La vie en société

La vie en société

La communication en Suède est aussi très particulière, et ça a été un vrai défi d’en comprendre les ficelles. Je crois que c’est là qu’on peut voir le fossé énorme qui existe entre nos racines latines et leur culture Nordique.

On dit souvent qu’ils sont “froids”, mais c’est pas tout à fait exact. Les Suédois ont plutôt inscrit le self-control dans leur mode de vie. Ils détestent la confrontation directe des idées, et prônent les vertus du consensus. Ils répugnent le rôle de leader, les organisations pyramidales et verticales. En réunion, tout le monde doit pouvoir donner son avis et on doit y accorder une importance dans la décision finale. Les débats sont larvés, les tours de tables s’enchaînent, quitte à faire des réunions tous les jours. Pour nos caractères latins bien trempés et rompus aux débats animés c’est une torture, et il faut veiller à respecter cette diplomatie constante, et même si tu sais qu’au final c’est une façon de faire plutôt intelligente, c’est incroyablement looooong et ennuyeux.

C’est toute une gymnastique quand il s’agit de savoir si le travail que tu as fait est bien ou non.

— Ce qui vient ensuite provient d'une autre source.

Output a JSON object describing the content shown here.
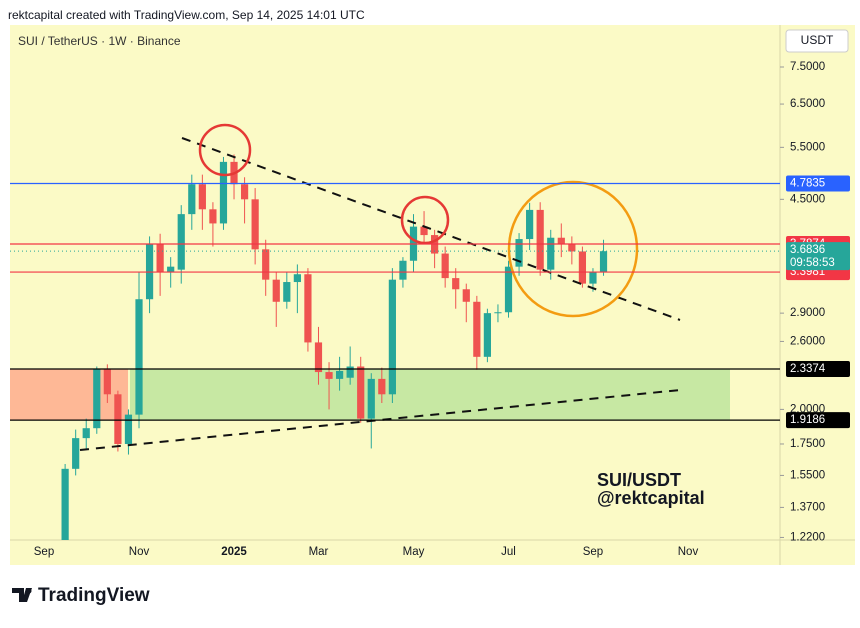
{
  "header": {
    "text": "rektcapital created with TradingView.com, Sep 14, 2025 14:01 UTC"
  },
  "chart_data": {
    "type": "candlestick",
    "title": "SUI / TetherUS · 1W · Binance",
    "currency": "USDT",
    "log_scale": true,
    "up_color": "#26a69a",
    "down_color": "#ef5350",
    "categories": [
      "Sep",
      null,
      null,
      null,
      null,
      null,
      null,
      null,
      null,
      "Nov",
      null,
      null,
      null,
      null,
      null,
      null,
      null,
      null,
      "2025",
      null,
      null,
      null,
      null,
      null,
      null,
      null,
      "Mar",
      null,
      null,
      null,
      null,
      null,
      null,
      null,
      null,
      "May",
      null,
      null,
      null,
      null,
      null,
      null,
      null,
      null,
      "Jul",
      null,
      null,
      null,
      null,
      null,
      null,
      null,
      "Sep",
      null,
      null,
      null,
      null,
      null,
      null,
      null,
      null,
      "Nov",
      null,
      null,
      null,
      null,
      null,
      null,
      null,
      null
    ],
    "open": [
      null,
      null,
      1.17,
      1.59,
      1.79,
      1.86,
      2.34,
      2.12,
      1.75,
      1.96,
      3.06,
      3.78,
      3.4,
      3.43,
      4.25,
      4.77,
      4.33,
      4.1,
      5.2,
      4.77,
      4.5,
      3.71,
      3.3,
      3.03,
      3.27,
      3.37,
      2.59,
      2.31,
      2.25,
      2.26,
      2.36,
      1.93,
      2.25,
      2.12,
      3.3,
      3.55,
      4.05,
      3.92,
      3.65,
      3.32,
      3.18,
      3.03,
      2.45,
      2.9,
      2.91,
      3.47,
      3.86,
      4.32,
      3.43,
      3.88,
      3.78,
      3.68,
      3.25,
      3.4,
      null,
      null,
      null,
      null,
      null,
      null,
      null,
      null,
      null,
      null,
      null,
      null,
      null,
      null,
      null,
      null
    ],
    "high": [
      null,
      null,
      1.62,
      1.85,
      1.93,
      2.36,
      2.38,
      2.15,
      2.0,
      3.4,
      3.9,
      3.94,
      3.6,
      4.4,
      4.95,
      4.95,
      4.45,
      5.3,
      5.35,
      4.9,
      4.7,
      3.85,
      3.4,
      3.4,
      3.5,
      3.45,
      2.75,
      2.4,
      2.45,
      2.55,
      2.45,
      2.3,
      2.35,
      3.45,
      3.6,
      4.25,
      4.3,
      4.0,
      3.75,
      3.45,
      3.25,
      3.1,
      2.95,
      3.0,
      3.55,
      3.95,
      4.44,
      4.45,
      4.0,
      4.1,
      3.9,
      3.75,
      3.45,
      3.85,
      null,
      null,
      null,
      null,
      null,
      null,
      null,
      null,
      null,
      null,
      null,
      null,
      null,
      null,
      null,
      null
    ],
    "low": [
      null,
      null,
      1.15,
      1.55,
      1.72,
      1.82,
      2.05,
      1.7,
      1.68,
      1.86,
      2.9,
      3.1,
      3.2,
      3.25,
      4.0,
      4.0,
      3.75,
      4.0,
      4.5,
      4.1,
      3.5,
      3.1,
      2.75,
      2.95,
      2.9,
      2.5,
      2.2,
      2.0,
      2.15,
      2.2,
      1.9,
      1.72,
      2.05,
      2.05,
      3.2,
      3.4,
      3.8,
      3.45,
      3.2,
      2.95,
      2.8,
      2.33,
      2.4,
      2.8,
      2.85,
      3.35,
      3.7,
      3.35,
      3.3,
      3.6,
      3.5,
      3.2,
      3.15,
      3.35,
      null,
      null,
      null,
      null,
      null,
      null,
      null,
      null,
      null,
      null,
      null,
      null,
      null,
      null,
      null,
      null
    ],
    "close": [
      null,
      null,
      1.59,
      1.79,
      1.86,
      2.34,
      2.12,
      1.75,
      1.96,
      3.06,
      3.78,
      3.4,
      3.47,
      4.25,
      4.77,
      4.33,
      4.1,
      5.2,
      4.77,
      4.5,
      3.71,
      3.3,
      3.03,
      3.27,
      3.37,
      2.59,
      2.31,
      2.25,
      2.32,
      2.36,
      1.93,
      2.25,
      2.12,
      3.3,
      3.55,
      4.05,
      3.92,
      3.65,
      3.32,
      3.18,
      3.03,
      2.45,
      2.9,
      2.91,
      3.47,
      3.86,
      4.32,
      3.43,
      3.88,
      3.78,
      3.68,
      3.25,
      3.4,
      3.6836,
      null,
      null,
      null,
      null,
      null,
      null,
      null,
      null,
      null,
      null,
      null,
      null,
      null,
      null,
      null,
      null
    ],
    "ylim": [
      1.208,
      8.82
    ],
    "yticks": [
      {
        "value": 7.5,
        "label": "7.5000"
      },
      {
        "value": 6.5,
        "label": "6.5000"
      },
      {
        "value": 5.5,
        "label": "5.5000"
      },
      {
        "value": 4.5,
        "label": "4.5000"
      },
      {
        "value": 2.9,
        "label": "2.9000"
      },
      {
        "value": 2.6,
        "label": "2.6000"
      },
      {
        "value": 2.0,
        "label": "2.0000"
      },
      {
        "value": 1.75,
        "label": "1.7500"
      },
      {
        "value": 1.55,
        "label": "1.5500"
      },
      {
        "value": 1.37,
        "label": "1.3700"
      },
      {
        "value": 1.22,
        "label": "1.2200"
      }
    ],
    "levels": [
      {
        "value": 4.7835,
        "color": "#2962ff"
      },
      {
        "value": 3.7874,
        "color": "#f23645"
      },
      {
        "value": 3.3981,
        "color": "#f23645"
      },
      {
        "value": 2.3374,
        "color": "#000000"
      },
      {
        "value": 1.9186,
        "color": "#000000"
      }
    ],
    "last_price": {
      "value": 3.6836,
      "countdown": "09:58:53",
      "color": "#26a69a"
    },
    "annotations": [
      "SUI/USDT",
      "@rektcapital"
    ]
  },
  "footer": {
    "brand": "TradingView"
  }
}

Jamais ils vont te dire, “c’est nul, recommence”. Non, ils vont au mieux faire une réunion-parabole qui te mettra la puce a l’oreille, au pire éviter très adroitement le sujet. De même, la prise d’initiative est quelque chose d’absolument subtile, il s’agirait pas de brusquer la routine ou d´en faire plus que les autres.

Et justement, ils ont un mot d’une importance très particulière “lagom”. En gros c’est l’idée du “ni trop, ni pas assez : juste ce qu’il faut”. A l’origine ça vient de quand ils festoyaient tous ensemble. Le plat commun se passait de main en main, les gens se servant à tour de rôle. Le principe c’est qu’à la fin du cercle, le dernier qui se sert ait juste la même quantité que tous les autres, d’où la nécessité que chacun se serve de manière égale.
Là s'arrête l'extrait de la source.